Training records held in the tenant's training matrix register; renewals surfaced on the assurance calendar.
7. Audit
Compliance with this policy is monitored by the HR Lead and the Registered Manager jointly:
- Weekly staffing-versus-plan check: actual versus planned headcount per shift; gaps logged and addressed.
- Monthly training-currency dashboard: training matrix percentages by role and topic. Below-threshold cells investigated.
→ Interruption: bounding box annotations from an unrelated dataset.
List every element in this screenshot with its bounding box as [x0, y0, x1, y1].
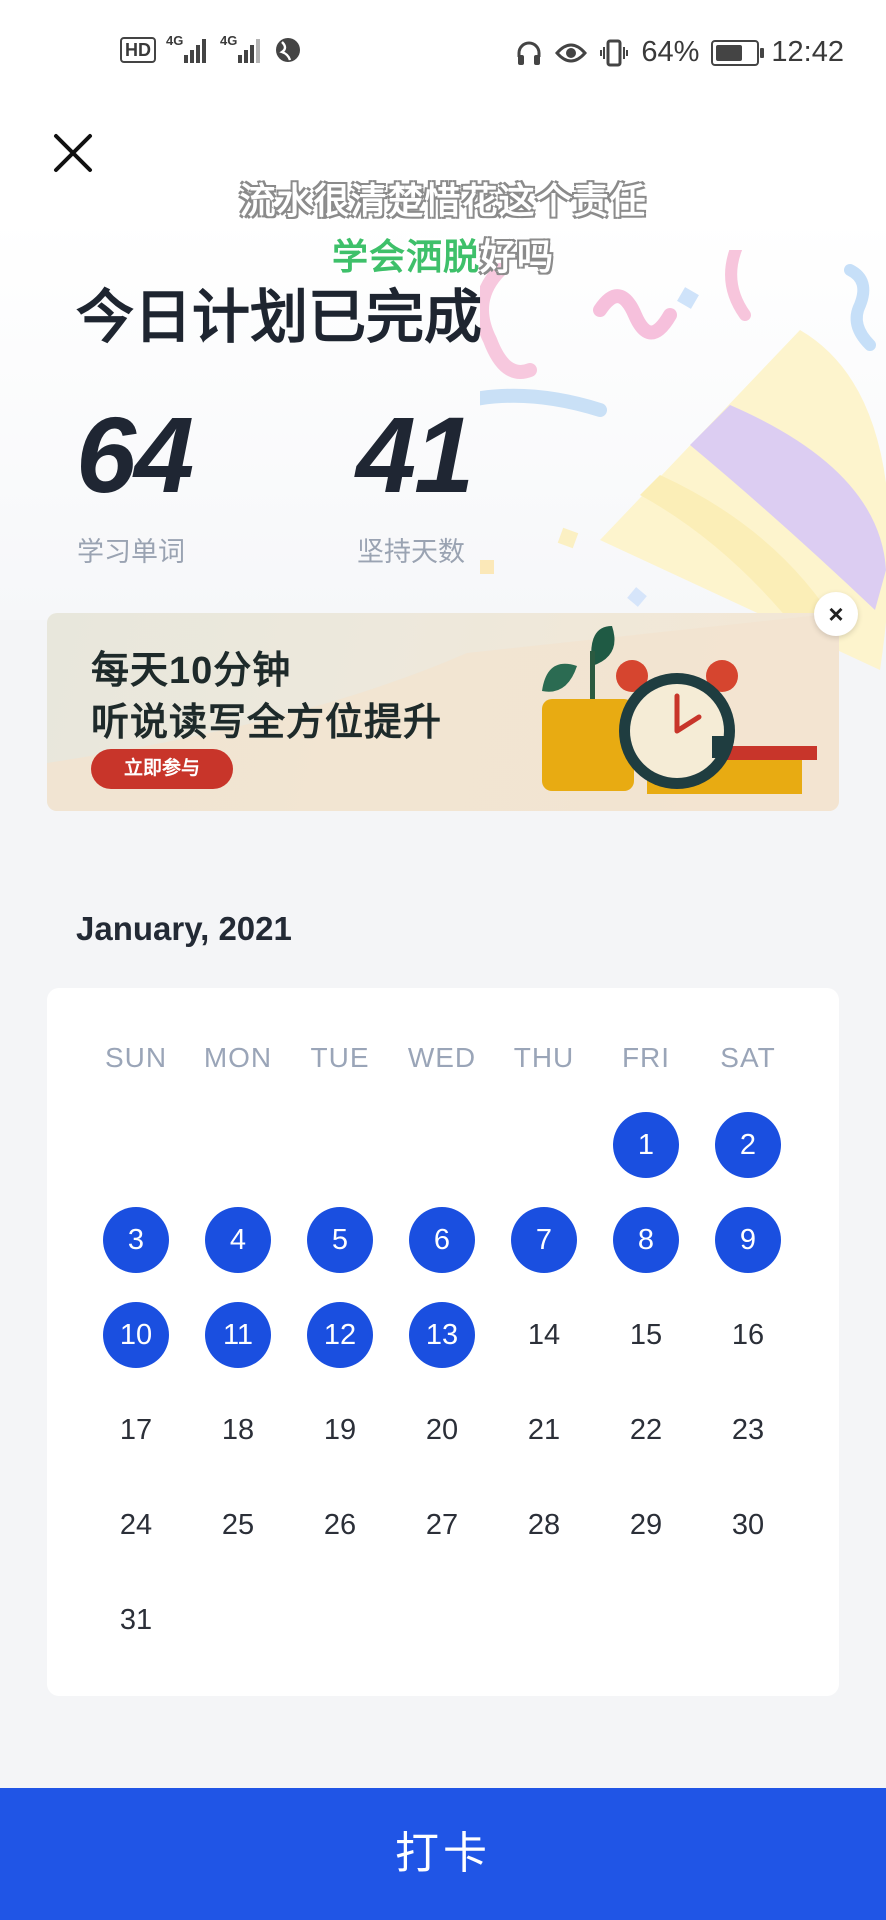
calendar-day[interactable]: 31 — [103, 1587, 169, 1653]
join-now-button[interactable]: 立即参与 — [91, 749, 233, 789]
weekday-thu: THU — [513, 1042, 575, 1073]
calendar-day[interactable]: 29 — [613, 1492, 679, 1558]
calendar-day[interactable]: 19 — [307, 1397, 373, 1463]
globe-icon — [276, 38, 300, 62]
calendar-day-completed[interactable]: 13 — [409, 1302, 475, 1368]
hd-badge: HD — [120, 37, 156, 63]
alarm-clock-illustration — [542, 626, 817, 794]
status-bar: HD 4G 4G 64% 12:42 — [0, 0, 886, 110]
status-right: 64% 12:42 — [515, 36, 844, 69]
calendar-day[interactable]: 30 — [715, 1492, 781, 1558]
weekday-tue: TUE — [310, 1042, 370, 1073]
page-title: 今日计划已完成 — [76, 285, 483, 350]
calendar-day[interactable]: 20 — [409, 1397, 475, 1463]
lyrics-rest: 好吗 — [480, 236, 555, 277]
calendar-day[interactable]: 24 — [103, 1492, 169, 1558]
calendar-day[interactable]: 14 — [511, 1302, 577, 1368]
weekday-mon: MON — [203, 1042, 273, 1073]
words-learned-value: 64 — [76, 394, 194, 515]
weekday-fri: FRI — [621, 1042, 671, 1073]
words-learned-label: 学习单词 — [77, 537, 185, 567]
calendar-day[interactable]: 18 — [205, 1397, 271, 1463]
calendar-day-completed[interactable]: 9 — [715, 1207, 781, 1273]
calendar-day[interactable]: 16 — [715, 1302, 781, 1368]
banner-headline: 每天10分钟 — [91, 650, 292, 692]
calendar-day-completed[interactable]: 10 — [103, 1302, 169, 1368]
vibrate-icon — [600, 39, 629, 66]
calendar-day[interactable]: 23 — [715, 1397, 781, 1463]
weekday-sat: SAT — [720, 1042, 776, 1073]
weekday-wed: WED — [407, 1042, 477, 1073]
banner-close-button[interactable]: × — [814, 592, 858, 636]
calendar-day-completed[interactable]: 1 — [613, 1112, 679, 1178]
calendar-day[interactable]: 17 — [103, 1397, 169, 1463]
calendar-day-completed[interactable]: 6 — [409, 1207, 475, 1273]
calendar-day[interactable]: 25 — [205, 1492, 271, 1558]
calendar-day[interactable]: 27 — [409, 1492, 475, 1558]
eye-icon — [555, 43, 588, 62]
calendar-day-completed[interactable]: 7 — [511, 1207, 577, 1273]
calendar-day-completed[interactable]: 3 — [103, 1207, 169, 1273]
battery-icon — [711, 39, 765, 66]
calendar-day[interactable]: 15 — [613, 1302, 679, 1368]
status-left: HD 4G 4G — [120, 33, 302, 64]
battery-percent: 64% — [641, 36, 700, 68]
signal-icon: 4G — [166, 33, 210, 63]
calendar-day-completed[interactable]: 12 — [307, 1302, 373, 1368]
check-in-button[interactable]: 打卡 — [0, 1788, 886, 1920]
calendar-day[interactable]: 28 — [511, 1492, 577, 1558]
streak-days-label: 坚持天数 — [357, 537, 465, 567]
calendar-day-completed[interactable]: 11 — [205, 1302, 271, 1368]
calendar-day[interactable]: 26 — [307, 1492, 373, 1558]
banner-subheadline: 听说读写全方位提升 — [91, 702, 443, 744]
signal-icon-2: 4G — [220, 33, 264, 63]
calendar-day-completed[interactable]: 5 — [307, 1207, 373, 1273]
weekday-sun: SUN — [104, 1042, 168, 1073]
page: HD 4G 4G 64% 12:42 流水很清楚惜花这个责任 学会洒脱好吗 今日… — [0, 0, 886, 1920]
calendar-day-completed[interactable]: 4 — [205, 1207, 271, 1273]
promo-banner[interactable]: 每天10分钟 听说读写全方位提升 立即参与 — [47, 613, 839, 811]
lyrics-line-1: 流水很清楚惜花这个责任 — [239, 180, 647, 221]
calendar-day[interactable]: 21 — [511, 1397, 577, 1463]
calendar-month-label: January, 2021 — [76, 910, 292, 947]
calendar-day[interactable]: 22 — [613, 1397, 679, 1463]
streak-days-value: 41 — [356, 394, 474, 515]
headphones-icon — [517, 41, 541, 65]
calendar-day-completed[interactable]: 2 — [715, 1112, 781, 1178]
calendar-day-completed[interactable]: 8 — [613, 1207, 679, 1273]
clock: 12:42 — [771, 36, 844, 68]
close-icon[interactable] — [48, 128, 98, 178]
- Quarterly supervision-currency audit: percentage of staff with current supervision (per cadence) against the workforce list. Patterns of slipping cadence flagged.
- Annual appraisal completion: percentage of staff appraised in the year; outliers reviewed.
- Annual workforce plan review: the plan itself reviewed against the year's experience and the year ahead.
Audit findings recorded in the tenant's audit register; actions logged in the improvement-actions register.
8. Record-keeping
Staffing records (workforce plan, recruitment records, induction records, supervision records, appraisal records, training matrix entries, CPD plans, professional-registration verifications, capability and conduct records) are held for the duration of the staff member's tenure plus a minimum of 6 years after the end of tenure under the Limitation Act 1980, aligned to the standard limitation period.
Verivius preserves the per-record audit trail indefinitely while the workspace is active.
9. Related policies in this pack
- Fit and Proper Persons (Staff) Policy (
hscra-reg-19-fit-and-proper-persons-employed) - Registered Manager Policy (
hscra-reg-7-registered-manager) - Good Governance Policy (
hscra-reg-17-good-governance) - Safe Care and Treatment Policy (
hscra-reg-12-safe-care-and-treatment)
10. Document control
| Version | Date | Author | Changes |
|---|---|---|---|
| v1 | 2026-05-19 | Verivius (sample) | Initial sample template. |
| v1.1 | 2026-06-01 | Verivius (sample) | Filled out Sections 3 to 8 with concrete content. Section 4 names HR Lead, Clinical Lead, line managers. Section 5 expanded to a 10-step procedure covering workforce plan, sufficient numbers, recruitment, induction, supervision, appraisal, CPD, professional registration, capability and conduct concerns, workforce review at governance meeting. Section 6 names training categories. Section 7 names the five audit cadences. Section 8 references the Limitation Act 1980 retention period. |
This sample policy template was issued by Verivius as part of the Mock Inspection design partner onboarding pack. It is a template, not a substitute for legal advice or the tenant's own policy-development process. Where this template and the live regulation diverge, the live regulation wins.